Today, I’m evaluating how well I’ve been following my intention for 2022 to “simply be.” By this, I mean I want to be in the present moment and be aware of myself and the people and things around me.
How does ‘being’ differ from mindfulness?
For me, these two concepts can merge into one. Mindfulness includes paying attention to my actions. I practice mindfulness to avoid falling, choking on food, and other near disasters that might happen when I’m distracted or lost in my thoughts. But “being” goes a little further to include an awareness of people and my environment.

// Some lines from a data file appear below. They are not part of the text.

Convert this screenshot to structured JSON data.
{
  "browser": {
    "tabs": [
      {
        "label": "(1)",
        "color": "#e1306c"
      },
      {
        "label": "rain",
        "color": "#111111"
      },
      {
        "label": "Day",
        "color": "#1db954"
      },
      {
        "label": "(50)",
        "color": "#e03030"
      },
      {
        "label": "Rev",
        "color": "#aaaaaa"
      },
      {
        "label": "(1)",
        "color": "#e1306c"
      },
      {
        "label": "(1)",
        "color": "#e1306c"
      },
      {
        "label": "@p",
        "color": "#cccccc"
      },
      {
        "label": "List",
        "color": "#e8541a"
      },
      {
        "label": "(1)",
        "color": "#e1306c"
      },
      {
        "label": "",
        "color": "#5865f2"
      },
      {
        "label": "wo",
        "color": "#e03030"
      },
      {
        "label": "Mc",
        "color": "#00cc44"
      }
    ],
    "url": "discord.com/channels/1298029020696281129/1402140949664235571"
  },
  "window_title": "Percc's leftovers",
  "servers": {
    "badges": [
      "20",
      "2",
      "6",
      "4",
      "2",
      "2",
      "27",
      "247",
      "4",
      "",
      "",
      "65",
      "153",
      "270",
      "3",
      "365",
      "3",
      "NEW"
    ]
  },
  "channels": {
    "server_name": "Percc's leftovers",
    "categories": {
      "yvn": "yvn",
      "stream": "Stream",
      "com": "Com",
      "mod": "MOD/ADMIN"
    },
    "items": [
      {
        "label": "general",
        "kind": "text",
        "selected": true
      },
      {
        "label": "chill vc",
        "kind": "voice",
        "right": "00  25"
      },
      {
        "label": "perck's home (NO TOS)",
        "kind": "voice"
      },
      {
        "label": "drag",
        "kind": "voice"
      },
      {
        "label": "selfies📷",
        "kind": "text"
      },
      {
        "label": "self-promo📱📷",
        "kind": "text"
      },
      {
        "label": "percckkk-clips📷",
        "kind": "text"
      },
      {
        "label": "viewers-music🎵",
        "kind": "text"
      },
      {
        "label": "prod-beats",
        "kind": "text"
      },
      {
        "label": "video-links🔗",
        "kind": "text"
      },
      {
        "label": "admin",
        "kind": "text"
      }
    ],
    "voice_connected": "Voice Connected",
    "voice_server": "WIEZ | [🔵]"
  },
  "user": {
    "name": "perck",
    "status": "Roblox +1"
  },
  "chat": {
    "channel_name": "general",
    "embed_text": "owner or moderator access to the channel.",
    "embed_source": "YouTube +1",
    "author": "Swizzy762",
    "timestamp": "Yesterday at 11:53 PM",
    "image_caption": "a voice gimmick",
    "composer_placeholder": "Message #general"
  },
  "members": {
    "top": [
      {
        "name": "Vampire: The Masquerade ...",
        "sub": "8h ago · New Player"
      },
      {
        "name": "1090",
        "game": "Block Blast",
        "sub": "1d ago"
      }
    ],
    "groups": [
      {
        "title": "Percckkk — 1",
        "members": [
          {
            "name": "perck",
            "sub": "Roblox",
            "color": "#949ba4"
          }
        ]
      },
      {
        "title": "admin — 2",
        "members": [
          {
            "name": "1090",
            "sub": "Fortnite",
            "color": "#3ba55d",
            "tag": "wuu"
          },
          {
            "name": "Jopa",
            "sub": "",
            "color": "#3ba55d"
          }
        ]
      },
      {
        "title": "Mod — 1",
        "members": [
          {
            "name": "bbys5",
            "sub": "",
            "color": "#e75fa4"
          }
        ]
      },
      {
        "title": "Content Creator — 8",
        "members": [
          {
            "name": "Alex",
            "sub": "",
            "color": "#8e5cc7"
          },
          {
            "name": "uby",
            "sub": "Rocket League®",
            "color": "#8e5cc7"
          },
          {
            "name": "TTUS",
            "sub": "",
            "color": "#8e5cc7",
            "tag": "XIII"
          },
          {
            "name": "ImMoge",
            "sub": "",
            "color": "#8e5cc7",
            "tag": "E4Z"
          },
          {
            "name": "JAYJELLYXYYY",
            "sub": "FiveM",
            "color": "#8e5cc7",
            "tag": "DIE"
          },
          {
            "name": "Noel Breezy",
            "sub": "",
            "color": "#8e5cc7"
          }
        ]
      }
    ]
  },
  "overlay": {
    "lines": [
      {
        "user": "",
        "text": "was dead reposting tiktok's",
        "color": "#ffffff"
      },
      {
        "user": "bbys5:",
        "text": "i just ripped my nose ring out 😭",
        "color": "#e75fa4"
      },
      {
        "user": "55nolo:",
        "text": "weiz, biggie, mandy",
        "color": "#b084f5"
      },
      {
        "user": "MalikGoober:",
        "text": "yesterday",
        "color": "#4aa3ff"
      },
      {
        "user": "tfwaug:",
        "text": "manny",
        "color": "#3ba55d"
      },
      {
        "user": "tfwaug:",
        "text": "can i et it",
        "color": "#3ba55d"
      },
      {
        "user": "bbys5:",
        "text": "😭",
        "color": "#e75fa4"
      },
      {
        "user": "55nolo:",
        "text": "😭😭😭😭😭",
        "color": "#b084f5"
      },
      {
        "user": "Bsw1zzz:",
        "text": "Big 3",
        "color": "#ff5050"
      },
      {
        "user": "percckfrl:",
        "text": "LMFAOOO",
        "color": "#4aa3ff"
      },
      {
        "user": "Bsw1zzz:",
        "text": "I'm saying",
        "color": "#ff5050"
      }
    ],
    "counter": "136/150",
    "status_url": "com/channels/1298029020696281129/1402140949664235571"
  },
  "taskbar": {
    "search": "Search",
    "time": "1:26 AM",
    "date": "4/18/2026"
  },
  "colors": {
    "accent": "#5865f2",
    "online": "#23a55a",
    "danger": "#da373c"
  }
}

In other words, I’m mindful of what I’m doing while aware of how people around me and the places I’m in make me feel.
How’s it going so far?
Actually, pretty well. I’ve been able to drop into the state of being many times during each day on a fairly regular basis. Of course, I’m realistic about life’s distractions — they’re everywhere and can’t be controlled. Plus, this wasn’t a make-or-break resolution, just an added nuance to my current practice of mindfulness.
For example, I find it’s easy to drop into an awareness of being when I wake up in the morning and before falling asleep at night. I’ve also managed to feel it during the times I’m being extra careful, such as when I’m walking, getting dressed, and eating. During those times, my sense of total awareness is fully functioning, but it doesn’t last as long as I wish it would.
Like an ocean wave enveloping a sandcastle, suddenly I’m sucked into conversations and events, my mind glued to the day’s mini-dramas. But when I finally recognize the highjacking that happened, I’m eager to experience being once again, because it feels so good.
What does simply being feel like?
It feels like a pause, a breather, a timeout. It reminds me of when I was a kid and playing with friends at the local swimming pool. Every once in a while, I’d swim over to the ladder, grab hold, and spend a few minutes catching my breath while taking in the whole pool scene.
When I drop into being now, my body and mind sigh, “Ahh.”
I’ve been noticing that it’s far easier to drop into this state of awareness whenever I’m alone. It’s tough to do when people are around.
So, I’ll keep going and challenge myself to practice awareness in social situations, too.
Mindfulness and simply being are helping me, and I encourage you to give them a try as well. Whether you are living with ALS or providing care, this is another valuable strategy that is vital to maintaining resilience and having a positive mindset.
Let’s continue to help one another learn to live well while living with ALS.